Experts believe that temples and mutts are two sides of the same coin – if you damage one, the other gets affected automatically, and both are required to protect and preserve culture.
There should have been a discussion and an action plan should have been finalised before destroying the heritage structures, Dhir maintained.
After demolition of the Emar Mutt, several underground rooms beneath the site were discovered, which had created a sensation. However, experts say that all such matha buildings did have these structures to store grains. In 2011, the mutt had come into the spotlight after 522 silver slabs weighing 18 tonnes and valued at about Rs 90 crore were discovered from wooden containers closed by brick walls.
Dhir said the Mutts of Puri have traditionally served as a primary locus for the generation and preservation of Jagannath culture, both material and intellectual. They were not only centers of scholasticism; they were also centers for the study of painting, sculpture, music, dance, chant and ritual. They were the repositories of the treasures of Hindu art and had libraries of palm leaf manuscripts and books.
The demolition drive has also enraged wildlife conservationists as many bats could be seen flying out after the demolition.
“There are reports that about 1,000 bats are going to be deprived of their traditional roosting site in Emar Matha building near Lord Jagannath Temple of Puri,” said Biswajit Mohnaty, secretary of the Wildlife Society of Odisha.
Two species of bats (Otomops Wroughtoni and Latidens Salimalii) are protected under Part I of Schedule I of Wildlife Protection Act (WPA),1972.
“We need to identify if this population has bats from these two species. If yes, they deserve the highest level of protection under the law. Destruction of roosting/nesting sites of any of the protected species is an offence under the WPA. Hence, we request the district administration to halt demolition until the site is surveyed and steps are taken to provide a safe roosting/nesting site for the endangered bats,” Mohanty added.
Wildlife Society has urged the government to acknowledge the urgency of the situation and issue directions to the concerned authorities not to harm the roosting site.
The government’s plans appear to be more about re-jigging the area for tourism and economic activity. The huge and irreparable cost in terms of undermining cultural heritage seems to be something that the officials do not fully appreciate.

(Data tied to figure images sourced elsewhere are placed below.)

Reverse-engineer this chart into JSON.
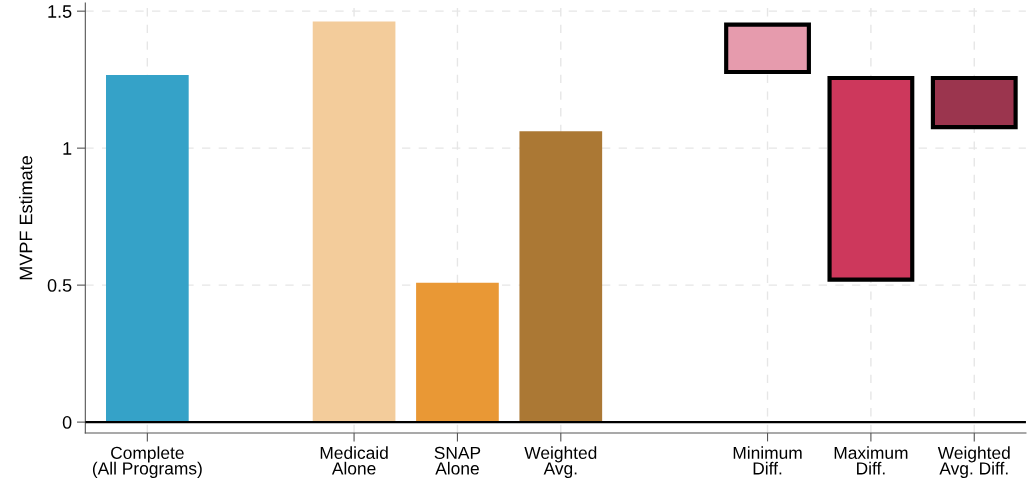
{
  "chart_data": {
    "type": "bar",
    "ylabel": "MVPF Estimate",
    "categories": [
      "Complete\n(All Programs)",
      null,
      "Medicaid\nAlone",
      "SNAP\nAlone",
      "Weighted\nAvg.",
      null,
      "Minimum\nDiff.",
      "Maximum\nDiff.",
      "Weighted\nAvg. Diff."
    ],
    "values": [
      1.267,
      null,
      1.462,
      0.509,
      1.062,
      null,
      0.173,
      0.736,
      0.179
    ],
    "base": [
      0,
      null,
      0,
      0,
      0,
      null,
      1.278,
      0.52,
      1.077
    ],
    "colors": [
      "#35a2c8",
      null,
      "#f3cc9b",
      "#e99835",
      "#ab7834",
      null,
      "#e69bad",
      "#cd385c",
      "#9b354e"
    ],
    "ylim": [
      -0.04,
      1.53
    ],
    "yticks": [
      0,
      0.5,
      1,
      1.5
    ],
    "ref_lines": [
      {
        "axis": "y",
        "value": 0,
        "color": "#000000"
      }
    ],
    "grid": true
  }
}
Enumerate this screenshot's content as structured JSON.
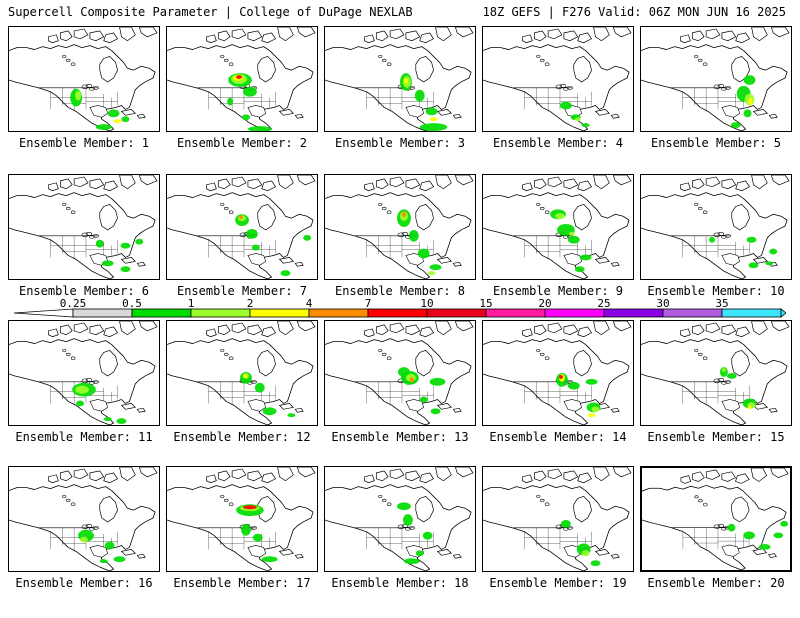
{
  "header": {
    "title_left": "Supercell Composite Parameter | College of DuPage NEXLAB",
    "title_right": "18Z GEFS | F276 Valid: 06Z MON JUN 16 2025"
  },
  "colorbar": {
    "ticks": [
      "0.25",
      "0.5",
      "1",
      "2",
      "4",
      "7",
      "10",
      "15",
      "20",
      "25",
      "30",
      "35"
    ],
    "colors": [
      "#d9d9d9",
      "#00dc00",
      "#9eff2e",
      "#ffff00",
      "#ff8c00",
      "#ff0000",
      "#e8001c",
      "#ff1a9e",
      "#ff00ff",
      "#8c00e6",
      "#b05ce0",
      "#3ce6ff"
    ],
    "left_arrow_color": "#ffffff",
    "right_arrow_color": "#3ce6ff"
  },
  "members": [
    {
      "label": "Ensemble Member: 1"
    },
    {
      "label": "Ensemble Member: 2"
    },
    {
      "label": "Ensemble Member: 3"
    },
    {
      "label": "Ensemble Member: 4"
    },
    {
      "label": "Ensemble Member: 5"
    },
    {
      "label": "Ensemble Member: 6"
    },
    {
      "label": "Ensemble Member: 7"
    },
    {
      "label": "Ensemble Member: 8"
    },
    {
      "label": "Ensemble Member: 9"
    },
    {
      "label": "Ensemble Member: 10"
    },
    {
      "label": "Ensemble Member: 11"
    },
    {
      "label": "Ensemble Member: 12"
    },
    {
      "label": "Ensemble Member: 13"
    },
    {
      "label": "Ensemble Member: 14"
    },
    {
      "label": "Ensemble Member: 15"
    },
    {
      "label": "Ensemble Member: 16"
    },
    {
      "label": "Ensemble Member: 17"
    },
    {
      "label": "Ensemble Member: 18"
    },
    {
      "label": "Ensemble Member: 19"
    },
    {
      "label": "Ensemble Member: 20"
    }
  ]
}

The building of the mutt, which is demolished, was built sometime in 1790-1800 during the Maratha occupation of Puri. The present Mutt had all features of the Kalingan architecture. There were no external decorative features except for the carved doorjambs.
The walls had faded murals; which had been painted over a multitude of times. The perfectly arched entrances were decorated with animal, bird and vegetative motifs. Wooden palkis, also known as Vimanas, occupied the corners, their curved bamboo poles struck high up near the roof. These and other furnitures were made of the dark and hardy rosewood, locally knows as sissoo, which lasted for centuries.

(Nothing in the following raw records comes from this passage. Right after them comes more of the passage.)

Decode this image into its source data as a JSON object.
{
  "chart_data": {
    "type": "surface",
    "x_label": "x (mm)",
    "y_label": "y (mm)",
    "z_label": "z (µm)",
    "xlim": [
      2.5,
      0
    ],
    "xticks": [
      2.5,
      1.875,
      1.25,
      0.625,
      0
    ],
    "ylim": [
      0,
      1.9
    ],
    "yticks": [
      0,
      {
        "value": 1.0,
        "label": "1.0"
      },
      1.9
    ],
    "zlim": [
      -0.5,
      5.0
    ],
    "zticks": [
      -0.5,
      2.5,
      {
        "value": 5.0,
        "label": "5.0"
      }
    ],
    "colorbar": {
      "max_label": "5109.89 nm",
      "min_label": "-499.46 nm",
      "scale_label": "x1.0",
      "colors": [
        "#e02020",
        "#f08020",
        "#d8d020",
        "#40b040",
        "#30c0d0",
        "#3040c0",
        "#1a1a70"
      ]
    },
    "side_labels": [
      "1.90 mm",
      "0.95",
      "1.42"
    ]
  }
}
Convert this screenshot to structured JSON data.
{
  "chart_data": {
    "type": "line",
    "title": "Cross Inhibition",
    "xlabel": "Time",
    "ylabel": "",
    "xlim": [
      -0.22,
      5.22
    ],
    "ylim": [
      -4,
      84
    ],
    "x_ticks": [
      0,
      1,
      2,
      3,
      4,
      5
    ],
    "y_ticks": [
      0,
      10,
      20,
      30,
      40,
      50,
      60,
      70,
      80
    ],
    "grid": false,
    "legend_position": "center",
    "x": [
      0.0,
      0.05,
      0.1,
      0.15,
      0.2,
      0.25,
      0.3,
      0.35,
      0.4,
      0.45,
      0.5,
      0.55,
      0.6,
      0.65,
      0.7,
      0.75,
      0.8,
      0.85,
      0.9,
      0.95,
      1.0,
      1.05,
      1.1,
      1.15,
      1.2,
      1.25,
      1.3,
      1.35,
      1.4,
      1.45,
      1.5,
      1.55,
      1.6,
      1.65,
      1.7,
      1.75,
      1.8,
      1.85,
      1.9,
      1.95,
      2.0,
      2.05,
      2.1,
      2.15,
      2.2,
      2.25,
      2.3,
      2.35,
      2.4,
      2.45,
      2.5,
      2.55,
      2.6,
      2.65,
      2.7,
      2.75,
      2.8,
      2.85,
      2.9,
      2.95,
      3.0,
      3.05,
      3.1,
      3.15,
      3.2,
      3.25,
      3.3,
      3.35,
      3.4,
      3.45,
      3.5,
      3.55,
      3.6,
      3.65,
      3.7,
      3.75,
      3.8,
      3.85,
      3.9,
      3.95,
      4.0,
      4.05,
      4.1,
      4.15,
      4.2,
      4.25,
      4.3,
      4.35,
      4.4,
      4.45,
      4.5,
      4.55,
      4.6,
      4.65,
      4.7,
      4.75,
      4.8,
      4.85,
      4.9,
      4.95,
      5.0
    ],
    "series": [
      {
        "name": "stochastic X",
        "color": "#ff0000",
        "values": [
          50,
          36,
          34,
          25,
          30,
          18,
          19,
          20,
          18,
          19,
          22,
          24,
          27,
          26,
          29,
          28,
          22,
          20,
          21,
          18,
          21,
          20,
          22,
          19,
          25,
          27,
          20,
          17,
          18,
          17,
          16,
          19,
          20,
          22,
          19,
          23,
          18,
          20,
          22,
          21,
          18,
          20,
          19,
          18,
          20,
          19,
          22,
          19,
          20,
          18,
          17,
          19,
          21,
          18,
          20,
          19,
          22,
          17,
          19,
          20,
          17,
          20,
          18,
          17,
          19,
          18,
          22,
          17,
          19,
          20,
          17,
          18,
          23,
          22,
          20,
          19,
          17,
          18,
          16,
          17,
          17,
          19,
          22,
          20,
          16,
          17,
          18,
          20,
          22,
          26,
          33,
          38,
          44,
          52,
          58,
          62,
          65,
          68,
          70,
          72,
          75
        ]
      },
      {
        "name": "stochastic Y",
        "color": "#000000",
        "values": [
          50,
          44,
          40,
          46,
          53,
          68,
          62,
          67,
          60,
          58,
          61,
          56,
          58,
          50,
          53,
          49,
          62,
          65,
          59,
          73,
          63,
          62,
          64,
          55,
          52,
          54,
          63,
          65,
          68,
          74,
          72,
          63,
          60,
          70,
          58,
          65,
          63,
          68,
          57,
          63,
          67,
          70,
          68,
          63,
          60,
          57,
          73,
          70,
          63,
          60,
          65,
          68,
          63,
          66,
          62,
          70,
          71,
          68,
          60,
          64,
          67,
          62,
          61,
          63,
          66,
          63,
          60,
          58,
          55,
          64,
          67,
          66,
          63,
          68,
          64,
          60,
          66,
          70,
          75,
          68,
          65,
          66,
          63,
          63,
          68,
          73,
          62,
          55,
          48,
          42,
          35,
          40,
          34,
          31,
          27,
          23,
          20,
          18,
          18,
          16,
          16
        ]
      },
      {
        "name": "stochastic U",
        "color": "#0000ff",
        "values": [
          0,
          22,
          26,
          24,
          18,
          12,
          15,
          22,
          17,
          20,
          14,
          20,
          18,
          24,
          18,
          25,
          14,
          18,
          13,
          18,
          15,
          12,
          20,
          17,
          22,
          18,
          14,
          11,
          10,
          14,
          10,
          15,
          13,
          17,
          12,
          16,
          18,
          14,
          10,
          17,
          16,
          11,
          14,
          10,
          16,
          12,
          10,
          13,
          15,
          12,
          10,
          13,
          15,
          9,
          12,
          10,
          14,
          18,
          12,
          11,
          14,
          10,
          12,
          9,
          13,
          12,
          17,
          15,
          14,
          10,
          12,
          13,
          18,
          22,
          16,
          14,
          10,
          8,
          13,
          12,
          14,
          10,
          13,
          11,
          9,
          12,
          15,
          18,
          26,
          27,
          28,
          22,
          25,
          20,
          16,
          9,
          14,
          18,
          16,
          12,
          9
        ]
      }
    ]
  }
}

In medieval times, the pilgrim town of Puri had a very few inns, most of which were too expensive for travellers and the poor to stay in. The mutts then offered the poor people shelter for a few nights.
The mutt had huge collection of artefacts, vestiges of the various rituals and ceremonies. They had large cooking vessels made of copper and brass in which food for hundreds of devotees was cooked during the Rath Yatra and other festivals. One wonders what happened to all of these, how many could be saved and how many were let to crumble under the debris.

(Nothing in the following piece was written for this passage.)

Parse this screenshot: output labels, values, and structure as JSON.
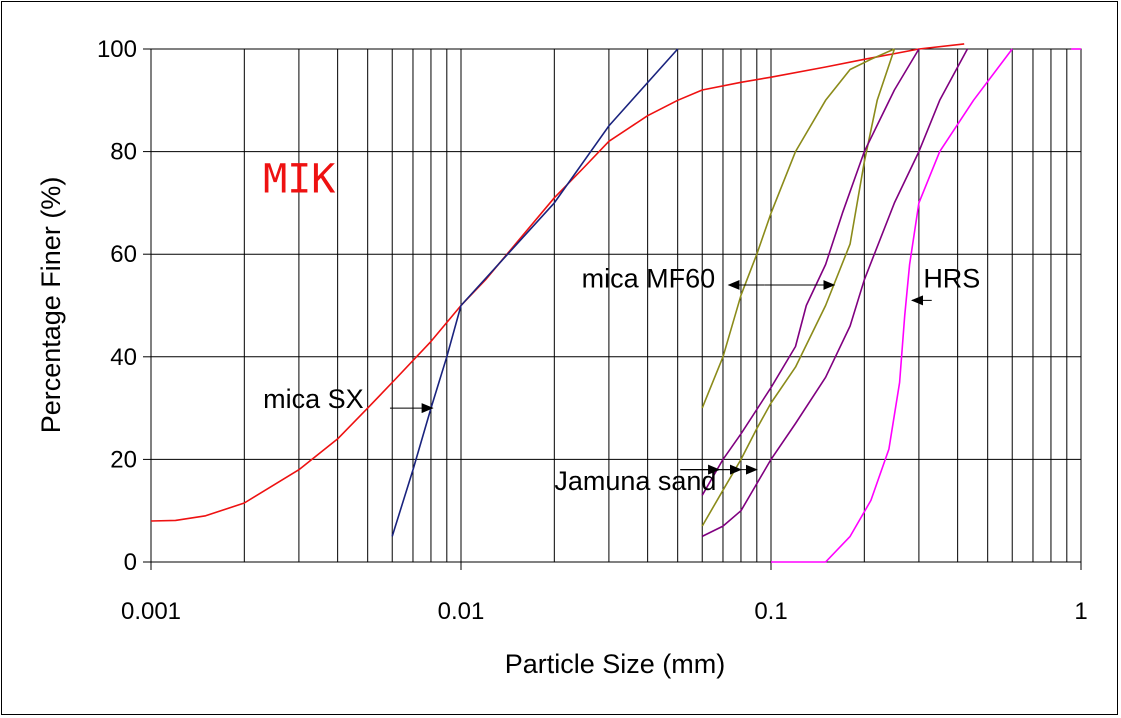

However, the supporters of state administration’s move maintain that cleaning up of one of the four Dhams (four holy sites in Hinduism) is a bold move and will set an example for the rest to follow.
In the wake of this ongoing drive, future of these mutts remains doubtful. While visitors to the temple town can look forward to a clean and beautified place around the temple, something very valuable from Odisha’s heritage being lost and nothing is being done about it.